Mia lettera al commissario Scura: congelare subito i nuovi decreti del rientro

Nesci scura

 

Preg.mo Commissario, Ing. Massimo Scura,

 

la recente – Sua – riduzione della Cardiologia interventistica dell’ospedale di Cosenza a unità operativa semplice ignora la realtà dei fatti e mortifica i pazienti e gli operatori della struttura; di sicuro rilievo, stando alla qualità e quantità delle prestazioni erogate.

Tale scelta, diciamocelo a viso aperto, Lei l’ha subita; come ha subito la trasformazione, nello stesso ospedale, dell’unità operativa semplice di Odontoiatria in unità operativa complessa, ora sotto la guida della dottoressa Simona Loizzo, già coordinatrice locale di Forza Italia e poi provinciale del Pdl.

Scrivo che Lei ha subito le riferite scelte perché esse non sono giustificabili su un puro piano tecnico; a meno di non ricorrere a quello che il padre dell’epistemologia contemporanea chiamava «espediente morale», cioè un pretesto per argomentare quanto non si può.

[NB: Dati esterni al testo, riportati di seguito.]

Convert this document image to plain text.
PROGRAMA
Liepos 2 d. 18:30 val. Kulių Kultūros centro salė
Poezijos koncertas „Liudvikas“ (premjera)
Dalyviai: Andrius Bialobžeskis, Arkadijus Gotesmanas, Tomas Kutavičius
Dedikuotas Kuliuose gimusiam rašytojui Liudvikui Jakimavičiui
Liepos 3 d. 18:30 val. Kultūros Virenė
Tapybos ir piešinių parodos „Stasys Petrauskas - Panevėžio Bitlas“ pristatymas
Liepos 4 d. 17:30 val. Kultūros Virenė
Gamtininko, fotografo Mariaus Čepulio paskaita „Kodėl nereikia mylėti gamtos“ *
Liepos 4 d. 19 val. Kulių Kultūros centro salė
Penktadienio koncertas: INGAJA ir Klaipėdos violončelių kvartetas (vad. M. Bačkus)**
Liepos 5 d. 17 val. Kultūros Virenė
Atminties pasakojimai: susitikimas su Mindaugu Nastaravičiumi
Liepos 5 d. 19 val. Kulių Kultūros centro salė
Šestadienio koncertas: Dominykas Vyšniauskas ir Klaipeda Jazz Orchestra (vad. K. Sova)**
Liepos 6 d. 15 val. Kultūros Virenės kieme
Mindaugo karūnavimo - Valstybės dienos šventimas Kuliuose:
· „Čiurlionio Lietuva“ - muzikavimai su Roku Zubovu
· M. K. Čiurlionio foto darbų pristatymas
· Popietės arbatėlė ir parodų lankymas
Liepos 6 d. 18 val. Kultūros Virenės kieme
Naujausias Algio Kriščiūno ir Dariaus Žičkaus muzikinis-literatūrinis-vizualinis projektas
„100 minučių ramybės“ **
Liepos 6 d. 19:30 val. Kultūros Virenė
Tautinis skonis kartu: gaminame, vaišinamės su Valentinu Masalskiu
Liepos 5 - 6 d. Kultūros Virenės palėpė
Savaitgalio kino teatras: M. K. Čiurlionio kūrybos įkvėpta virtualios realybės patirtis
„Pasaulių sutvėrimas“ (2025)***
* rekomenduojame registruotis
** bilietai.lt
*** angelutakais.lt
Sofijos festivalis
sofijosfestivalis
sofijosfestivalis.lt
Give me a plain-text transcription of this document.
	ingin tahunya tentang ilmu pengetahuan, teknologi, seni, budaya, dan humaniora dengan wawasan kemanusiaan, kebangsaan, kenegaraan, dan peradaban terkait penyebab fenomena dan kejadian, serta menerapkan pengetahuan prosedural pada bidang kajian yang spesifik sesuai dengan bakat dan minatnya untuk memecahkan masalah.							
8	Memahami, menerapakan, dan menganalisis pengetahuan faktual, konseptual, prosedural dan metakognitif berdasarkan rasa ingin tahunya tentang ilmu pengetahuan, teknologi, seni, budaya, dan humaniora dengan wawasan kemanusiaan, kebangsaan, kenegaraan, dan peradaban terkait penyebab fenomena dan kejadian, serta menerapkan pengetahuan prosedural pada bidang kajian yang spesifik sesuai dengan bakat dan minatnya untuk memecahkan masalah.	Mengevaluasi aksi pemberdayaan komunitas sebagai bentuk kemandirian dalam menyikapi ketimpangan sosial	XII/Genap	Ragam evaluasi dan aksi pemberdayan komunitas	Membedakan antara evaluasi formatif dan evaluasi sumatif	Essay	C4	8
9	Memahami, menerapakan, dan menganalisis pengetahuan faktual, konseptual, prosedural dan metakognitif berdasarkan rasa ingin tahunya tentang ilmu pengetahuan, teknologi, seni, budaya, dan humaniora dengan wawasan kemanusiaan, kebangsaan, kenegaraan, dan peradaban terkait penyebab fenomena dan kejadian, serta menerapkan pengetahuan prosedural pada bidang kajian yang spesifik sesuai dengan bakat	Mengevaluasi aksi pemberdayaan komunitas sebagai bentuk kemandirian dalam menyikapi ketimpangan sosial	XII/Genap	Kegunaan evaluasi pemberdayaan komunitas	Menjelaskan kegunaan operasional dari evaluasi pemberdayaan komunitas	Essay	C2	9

Come sa bene, Ing. Scura, la complessità, nel caso di specie, è data dalla funzione. Allora, alla luce delle riferite scelte appare più complesso – peraltro nell’attuale fase, cruciale, di rientro della regione dal debito sanitario – estirpare un dente piuttosto che inserire una sonda nel cuore.

Credo che lei sia partito col piede sbagliato, anche se le intenzioni iniziali, quelle illustratemi il 31 marzo scorso nel Suo ufficio, mi sembravano buone e condivisibili. Nella fattispecie, mi era parso d’avere come interlocutore un tecnico con una prudenza di fondo e con la volontà di approfondire aspetti ancora ignoti della realtà sanitaria calabrese: il ruolo in ombra dell’Università di Catanzaro, la vicenda della nomina inconferibile a Reggio Calabria e gli sprechi milionari che si consumano nelle strutture pubbliche della nostra sanità.

Oggi, però, lei sta dimostrandosi politicamente orientato, dopo aver avallato alla cieca la decisione del subcommissario Andrea Urbani di non riattivare l’ospedale di Praia a Mare (Cosenza), nonostante disposto da una sentenza del Consiglio di Stato, e l’ospedale di Trebisacce (Cosenza), che – per le ragioni di cui alla medesima sentenza – va riaperto senza indugi.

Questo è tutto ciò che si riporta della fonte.